To be conservative, it would be 500 ÷ 1.6 = 312.5 ... and divide that by 10mm and you'd get 31.3 seconds.
Youi can go much longer IF your camera is mounted to a tracking head. You can also use longer focal lengths and get much more detail in the sky. Here's a shot I captured using a tracking head... and a 135mm lens.
Without a tracking head, the longest shot one could reasonable catpure on an APS-C body (this was captured using a Canon EOS 60Da body) would be 312.5 ÷ 135 = 2.3 seconds... not nearly long enough. But with a tracking head the shot can be many minutes long (notice there is no Earth landscape in this image - it's all sky).
The market has evolved a bit since I first started offering advice on this and now the two major vendors for tracking heads (the popular models) are:
1) The "Star Adventurer" head by Sky Watcher
2) The "SkyTracker Pro" head by iOptron
Both of these are heads which attach to a photo tripod (preferably a solid photo tripod). The head is tilted to point at the celestial pole (they come with aids which help you align them) and this way the axis of the head rotation is parallel to the axis of Earth's rotation. As the Earth rotates from west to east at 15 arc-seconds per second, the tracking head rotates form east to west at 15 arc-seconds per second... cancelling out the rotation of the Earth and allowing you to take very long exposures of the sky with tack-sharp results. (I've done 8-minute exposures without the tiniest hint of star elongation).

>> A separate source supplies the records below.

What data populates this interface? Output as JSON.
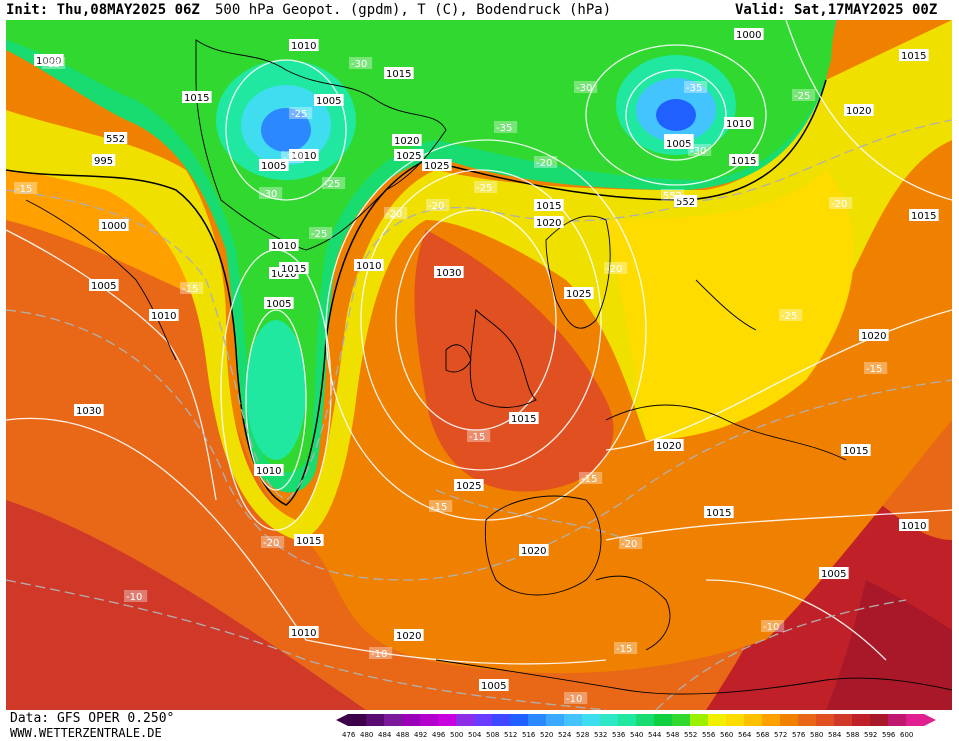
{
  "header": {
    "init": "Init: Thu,08MAY2025 06Z",
    "title": "500 hPa Geopot. (gpdm), T (C), Bodendruck (hPa)",
    "valid": "Valid: Sat,17MAY2025 00Z"
  },
  "footer": {
    "data_source": "Data: GFS OPER 0.250°",
    "website": "WWW.WETTERZENTRALE.DE"
  },
  "colorbar": {
    "values": [
      "476",
      "480",
      "484",
      "488",
      "492",
      "496",
      "500",
      "504",
      "508",
      "512",
      "516",
      "520",
      "524",
      "528",
      "532",
      "536",
      "540",
      "544",
      "548",
      "552",
      "556",
      "560",
      "564",
      "568",
      "572",
      "576",
      "580",
      "584",
      "588",
      "592",
      "596",
      "600"
    ],
    "colors": [
      "#3d0048",
      "#5a0a73",
      "#7a1a9a",
      "#9a00b5",
      "#b400cc",
      "#c800e0",
      "#8c2ee6",
      "#6a3cff",
      "#4048ff",
      "#2060ff",
      "#2c88ff",
      "#3aa8ff",
      "#44c4ff",
      "#40dcf0",
      "#30e8c8",
      "#20e8a0",
      "#18dc70",
      "#10d040",
      "#30d830",
      "#9cf000",
      "#f0f000",
      "#ffdc00",
      "#ffc000",
      "#ffa000",
      "#f08000",
      "#e86818",
      "#e05020",
      "#d03828",
      "#c02028",
      "#a81828",
      "#c01870",
      "#e02090"
    ]
  },
  "isobar_labels": [
    "1000",
    "1015",
    "1010",
    "1005",
    "1015",
    "1010",
    "1005",
    "1000",
    "1015",
    "552",
    "995",
    "1010",
    "1005",
    "1020",
    "1025",
    "1025",
    "1005",
    "1010",
    "1000",
    "1005",
    "1010",
    "1015",
    "1010",
    "1030",
    "1015",
    "1020",
    "1025",
    "1005",
    "1010",
    "1015",
    "1030",
    "1015",
    "1025",
    "1020",
    "1010",
    "552",
    "1015",
    "1020",
    "1015",
    "1020",
    "1010",
    "1005",
    "1020",
    "1015",
    "1015",
    "1020",
    "1010",
    "1005"
  ],
  "temp_labels": [
    "-15",
    "-30",
    "-35",
    "-30",
    "-25",
    "-25",
    "-20",
    "-30",
    "-35",
    "-30",
    "-35",
    "-25",
    "-25",
    "552",
    "-20",
    "-20",
    "-15",
    "-15",
    "-20",
    "-25",
    "-20",
    "-15",
    "-15",
    "-25",
    "-15",
    "-15",
    "-20",
    "-20",
    "-10",
    "-10",
    "-15",
    "-10",
    "-10"
  ]
}
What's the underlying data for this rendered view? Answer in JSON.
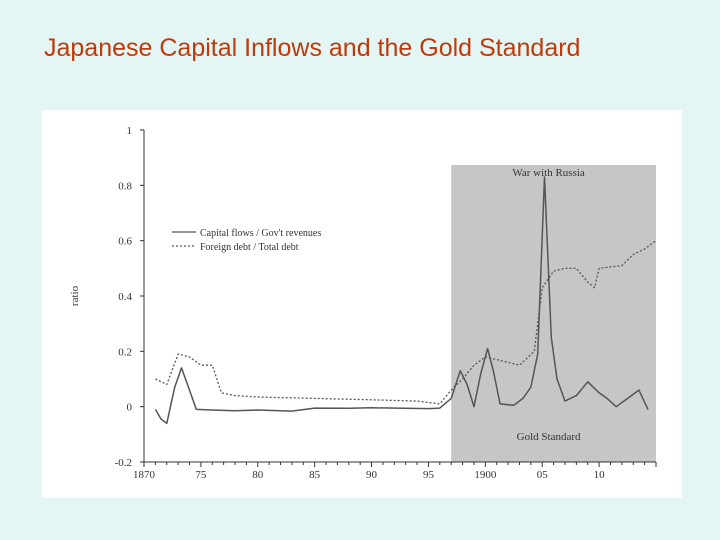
{
  "slide": {
    "title": "Japanese Capital Inflows and the Gold Standard"
  },
  "chart_data": {
    "type": "line",
    "title": "",
    "xlabel": "",
    "ylabel": "ratio",
    "xlim": [
      1870,
      1915
    ],
    "ylim": [
      -0.2,
      1
    ],
    "x_tick_labels": [
      {
        "value": 1870,
        "label": "1870"
      },
      {
        "value": 1875,
        "label": "75"
      },
      {
        "value": 1880,
        "label": "80"
      },
      {
        "value": 1885,
        "label": "85"
      },
      {
        "value": 1890,
        "label": "90"
      },
      {
        "value": 1895,
        "label": "95"
      },
      {
        "value": 1900,
        "label": "1900"
      },
      {
        "value": 1905,
        "label": "05"
      },
      {
        "value": 1910,
        "label": "10"
      }
    ],
    "y_tick_labels": [
      {
        "value": -0.2,
        "label": "-0.2"
      },
      {
        "value": 0,
        "label": "0"
      },
      {
        "value": 0.2,
        "label": "0.2"
      },
      {
        "value": 0.4,
        "label": "0.4"
      },
      {
        "value": 0.6,
        "label": "0.6"
      },
      {
        "value": 0.8,
        "label": "0.8"
      },
      {
        "value": 1,
        "label": "1"
      }
    ],
    "grid": false,
    "legend": "upper-left",
    "shaded_regions": [
      {
        "x0": 1897,
        "x1": 1915,
        "color": "#c6c6c6",
        "top_label": "War with Russia",
        "bottom_label": "Gold Standard"
      }
    ],
    "series": [
      {
        "name": "Capital flows / Gov't revenues",
        "style": "solid",
        "color": "#555555",
        "points": [
          [
            1871,
            -0.01
          ],
          [
            1871.5,
            -0.045
          ],
          [
            1872,
            -0.06
          ],
          [
            1872.7,
            0.07
          ],
          [
            1873.3,
            0.14
          ],
          [
            1874,
            0.06
          ],
          [
            1874.6,
            -0.01
          ],
          [
            1876,
            -0.012
          ],
          [
            1878,
            -0.015
          ],
          [
            1880,
            -0.012
          ],
          [
            1883,
            -0.016
          ],
          [
            1885,
            -0.005
          ],
          [
            1888,
            -0.006
          ],
          [
            1890,
            -0.004
          ],
          [
            1895,
            -0.007
          ],
          [
            1896,
            -0.005
          ],
          [
            1897,
            0.03
          ],
          [
            1897.8,
            0.13
          ],
          [
            1898.4,
            0.08
          ],
          [
            1899,
            0.0
          ],
          [
            1899.6,
            0.12
          ],
          [
            1900.2,
            0.21
          ],
          [
            1900.7,
            0.13
          ],
          [
            1901.3,
            0.01
          ],
          [
            1902.5,
            0.005
          ],
          [
            1903.3,
            0.03
          ],
          [
            1904,
            0.07
          ],
          [
            1904.6,
            0.19
          ],
          [
            1905.2,
            0.83
          ],
          [
            1905.8,
            0.25
          ],
          [
            1906.3,
            0.1
          ],
          [
            1907,
            0.02
          ],
          [
            1908,
            0.04
          ],
          [
            1909,
            0.09
          ],
          [
            1910,
            0.05
          ],
          [
            1910.7,
            0.03
          ],
          [
            1911.5,
            0.0
          ],
          [
            1912.5,
            0.03
          ],
          [
            1913.5,
            0.06
          ],
          [
            1914.3,
            -0.01
          ]
        ]
      },
      {
        "name": "Foreign debt / Total debt",
        "style": "dotted",
        "color": "#555555",
        "points": [
          [
            1871,
            0.1
          ],
          [
            1872,
            0.08
          ],
          [
            1873,
            0.19
          ],
          [
            1874,
            0.18
          ],
          [
            1875,
            0.15
          ],
          [
            1876,
            0.15
          ],
          [
            1876.8,
            0.05
          ],
          [
            1878,
            0.04
          ],
          [
            1880,
            0.035
          ],
          [
            1885,
            0.03
          ],
          [
            1890,
            0.025
          ],
          [
            1894,
            0.02
          ],
          [
            1896,
            0.01
          ],
          [
            1897,
            0.06
          ],
          [
            1898,
            0.1
          ],
          [
            1899,
            0.15
          ],
          [
            1900,
            0.18
          ],
          [
            1901,
            0.17
          ],
          [
            1902,
            0.16
          ],
          [
            1903,
            0.15
          ],
          [
            1904.3,
            0.2
          ],
          [
            1905,
            0.43
          ],
          [
            1906,
            0.49
          ],
          [
            1907,
            0.5
          ],
          [
            1908,
            0.5
          ],
          [
            1909,
            0.45
          ],
          [
            1909.6,
            0.43
          ],
          [
            1910,
            0.5
          ],
          [
            1912,
            0.51
          ],
          [
            1913,
            0.55
          ],
          [
            1914,
            0.57
          ],
          [
            1915,
            0.6
          ]
        ]
      }
    ]
  }
}
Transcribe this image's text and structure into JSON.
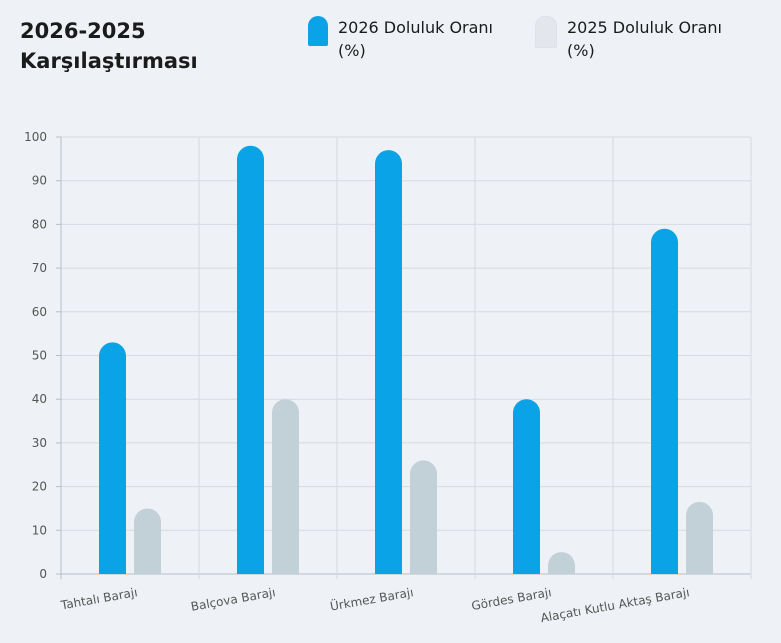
{
  "header": {
    "title_line1": "2026-2025",
    "title_line2": "Karşılaştırması"
  },
  "legend": [
    {
      "label_line1": "2026 Doluluk Oranı",
      "label_line2": "(%)",
      "color": "#0aa3e8"
    },
    {
      "label_line1": "2025 Doluluk Oranı",
      "label_line2": "(%)",
      "color": "#e3e7ec"
    }
  ],
  "chart_data": {
    "type": "bar",
    "categories": [
      "Tahtalı Barajı",
      "Balçova Barajı",
      "Ürkmez Barajı",
      "Gördes Barajı",
      "Alaçatı Kutlu Aktaş Barajı"
    ],
    "series": [
      {
        "name": "2026 Doluluk Oranı (%)",
        "values": [
          53,
          98,
          97,
          40,
          79
        ],
        "color": "#0aa3e8"
      },
      {
        "name": "2025 Doluluk Oranı (%)",
        "values": [
          15,
          40,
          26,
          5,
          16.5
        ],
        "color": "#c2d1d8"
      }
    ],
    "ylim": [
      0,
      100
    ],
    "yticks": [
      0,
      10,
      20,
      30,
      40,
      50,
      60,
      70,
      80,
      90,
      100
    ],
    "grid": true
  }
}
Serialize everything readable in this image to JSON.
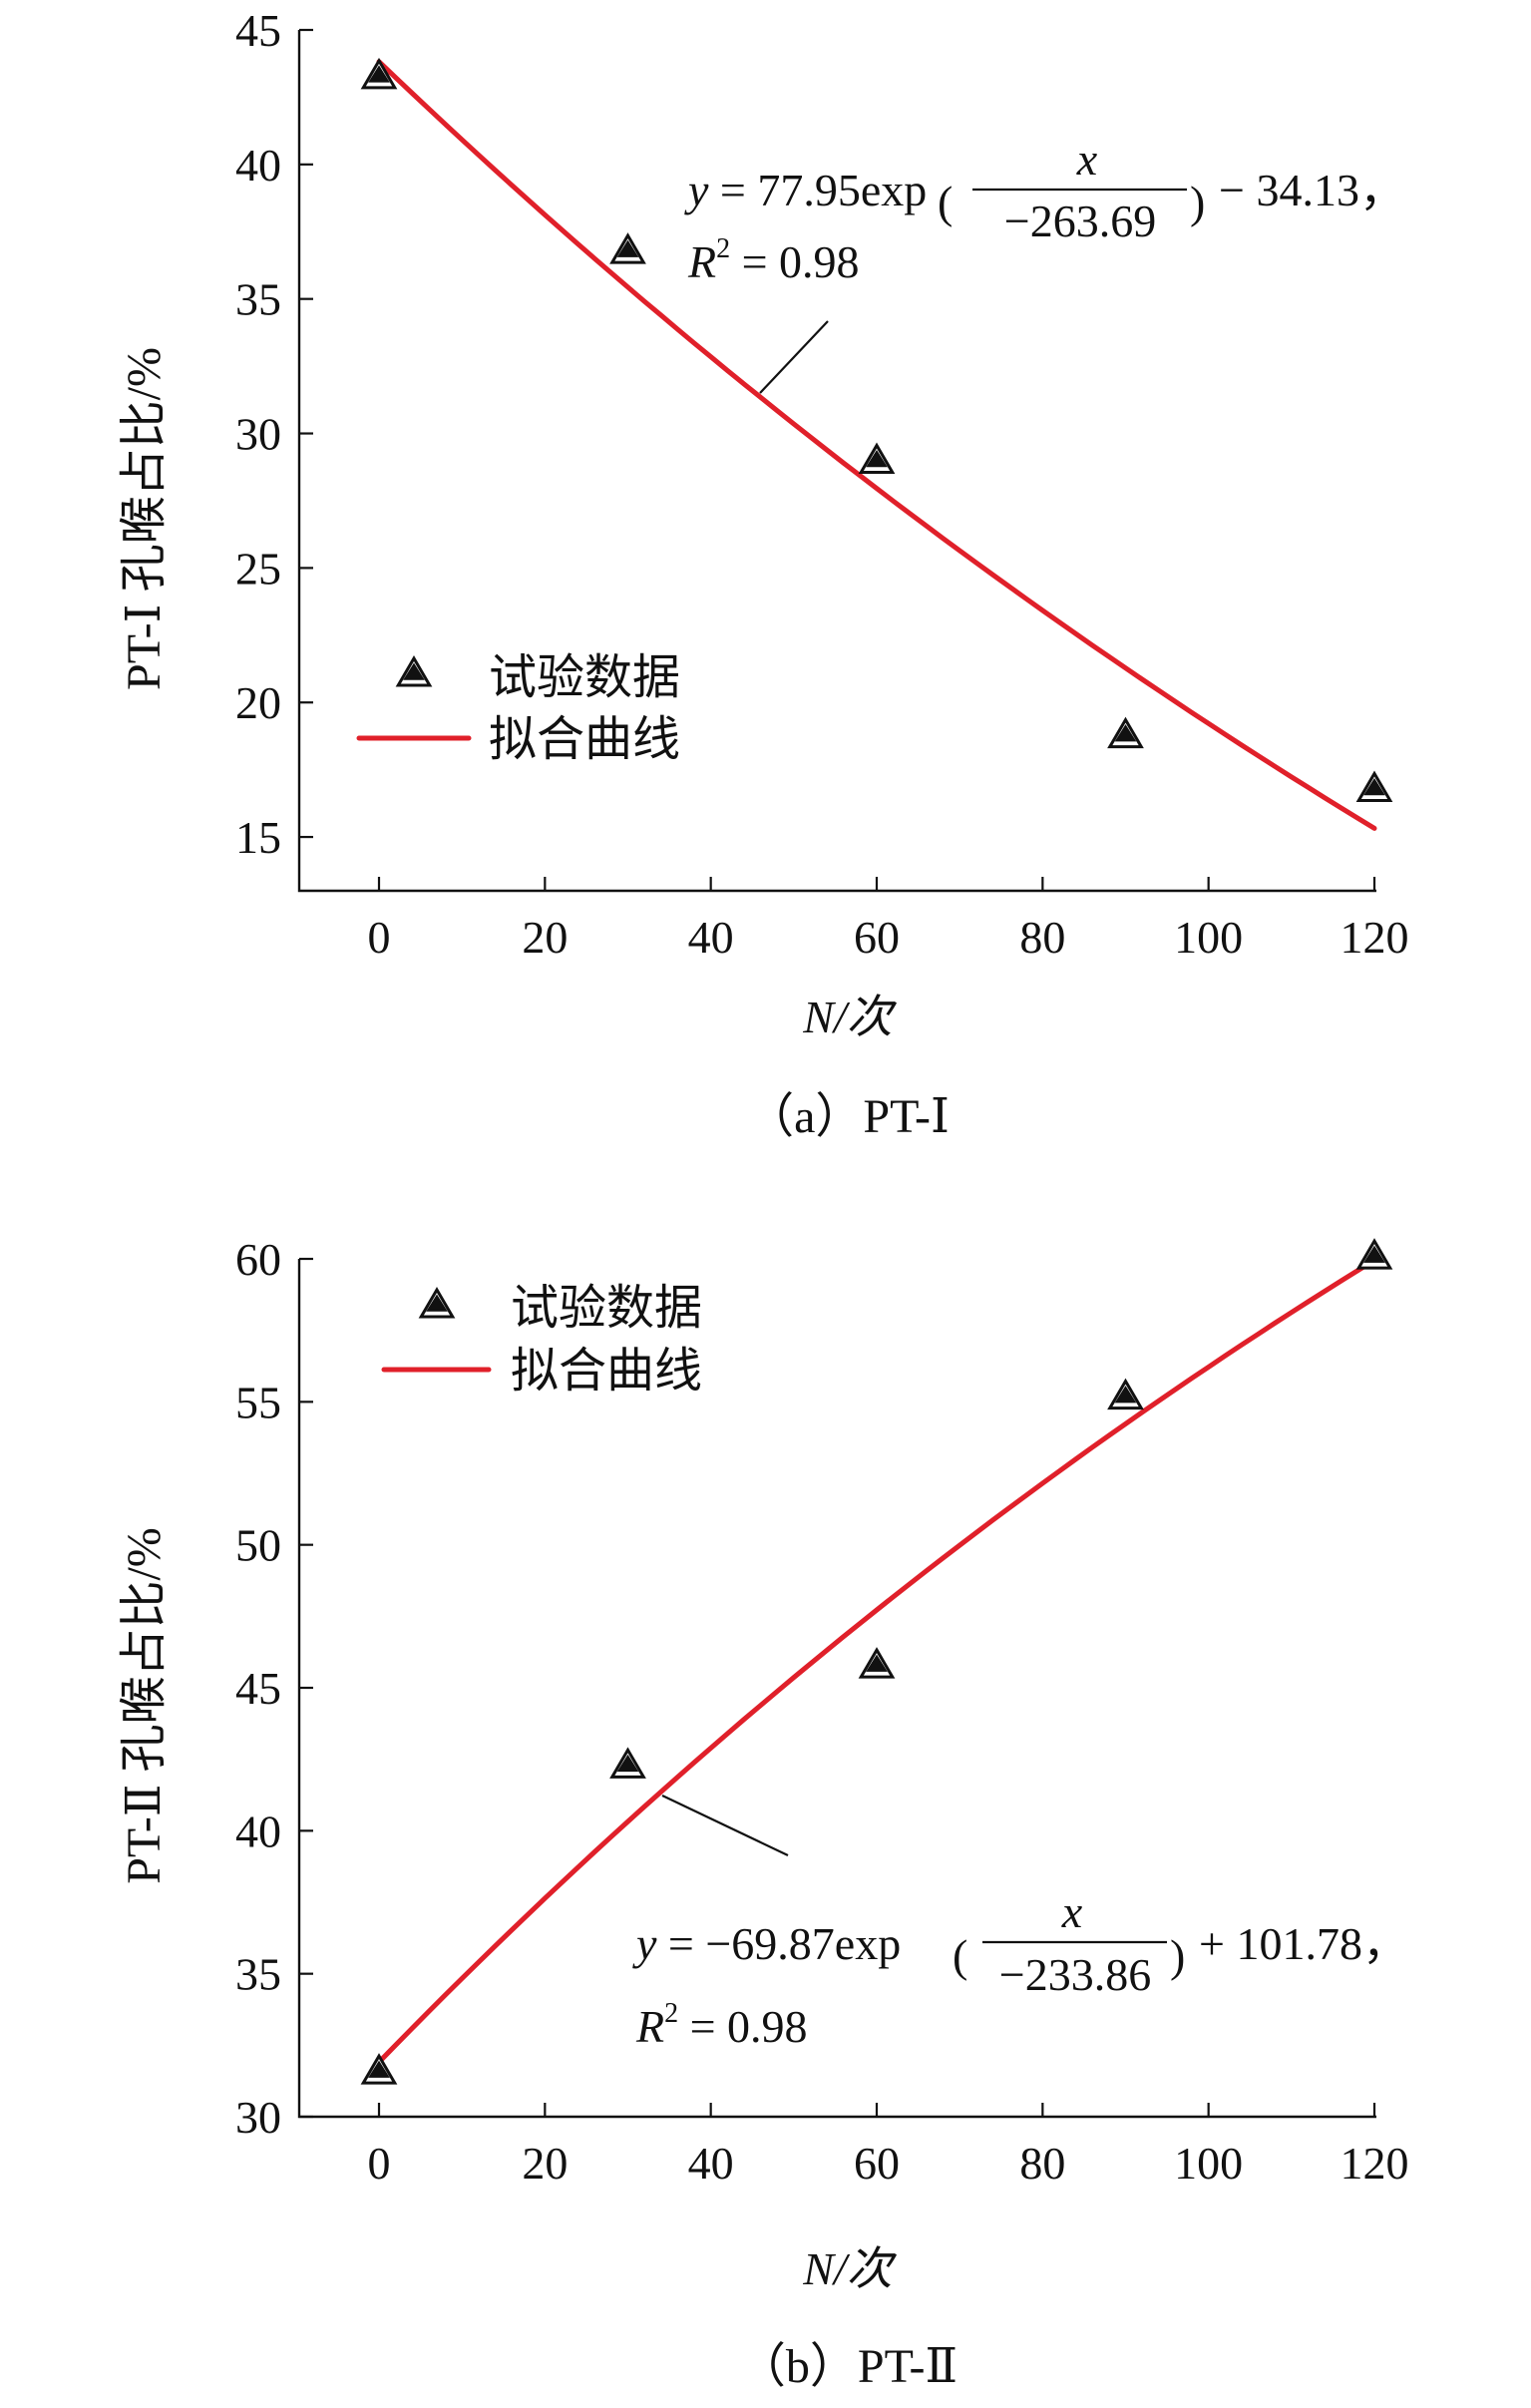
{
  "colors": {
    "fit_line": "#e0202a",
    "axis": "#111111",
    "marker_fill": "#111111"
  },
  "chart_data": [
    {
      "type": "scatter",
      "caption": "（a）PT-Ⅰ",
      "xlabel": "N/次",
      "ylabel": "PT-Ⅰ 孔喉占比/%",
      "xlim": [
        -10,
        120
      ],
      "ylim": [
        13,
        45
      ],
      "xticks": [
        0,
        20,
        40,
        60,
        80,
        100,
        120
      ],
      "yticks": [
        15,
        20,
        25,
        30,
        35,
        40,
        45
      ],
      "grid": false,
      "legend_position": "center-left",
      "legend": {
        "points": "试验数据",
        "line": "拟合曲线"
      },
      "series": [
        {
          "name": "试验数据",
          "kind": "scatter",
          "x": [
            0,
            30,
            60,
            90,
            120
          ],
          "y": [
            43.3,
            36.8,
            29.0,
            18.8,
            16.8
          ]
        },
        {
          "name": "拟合曲线",
          "kind": "line",
          "formula": {
            "a": 77.95,
            "b": -263.69,
            "c": -34.13
          }
        }
      ],
      "equation": {
        "lhs": "y",
        "eq1": " = 77.95exp",
        "num": "x",
        "den": "−263.69",
        "tail": " − 34.13，",
        "r2_symbol": "R",
        "r2_sup": "2",
        "r2_value": " = 0.98"
      }
    },
    {
      "type": "scatter",
      "caption": "（b）PT-Ⅱ",
      "xlabel": "N/次",
      "ylabel": "PT-Ⅱ 孔喉占比/%",
      "xlim": [
        -10,
        120
      ],
      "ylim": [
        30,
        60
      ],
      "xticks": [
        0,
        20,
        40,
        60,
        80,
        100,
        120
      ],
      "yticks": [
        30,
        35,
        40,
        45,
        50,
        55,
        60
      ],
      "grid": false,
      "legend_position": "top-left",
      "legend": {
        "points": "试验数据",
        "line": "拟合曲线"
      },
      "series": [
        {
          "name": "试验数据",
          "kind": "scatter",
          "x": [
            0,
            30,
            60,
            90,
            120
          ],
          "y": [
            31.6,
            42.3,
            45.8,
            55.2,
            60.1
          ]
        },
        {
          "name": "拟合曲线",
          "kind": "line",
          "formula": {
            "a": -69.87,
            "b": -233.86,
            "c": 101.78
          }
        }
      ],
      "equation": {
        "lhs": "y",
        "eq1": " = −69.87exp",
        "num": "x",
        "den": "−233.86",
        "tail": " + 101.78，",
        "r2_symbol": "R",
        "r2_sup": "2",
        "r2_value": " = 0.98"
      }
    }
  ]
}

That 15 arc-seconds per second rotation speed is also called "sidereal" rate (pronounced "sid EAR ee al"). "sidereal" means "of the stars". The greek word for iron was "sidero". And since meterorites "appear" to be the remains of falling stars (we now that's not really what they are, but it is a long-held belief) and are mostly made of iron, they assumed that iron came from the stars (and that part is true, but the process by which it happens is a bit different then they understood). So anything related to the stars was called "sidereal". "Sidereal rate" is the rate at which the stars appear to move across the sky.
If you want landscape in the image, then the stars will be sharp and the land will be blurred (because the head is rotating). But I think both of these heads have a 1/2 sidereal speed. This is a great compromise speed because while it's not fast enough to keep up with the motion of the stars for any length of time, it does DOUBLE the amount of time you can image before the stars appear to elongate. So if you were previously only able to image for 30 seconds, now you can image for 60. And the land will appear to twist... but that same rule applies... you can go the same length of time before the landscape appears to blur.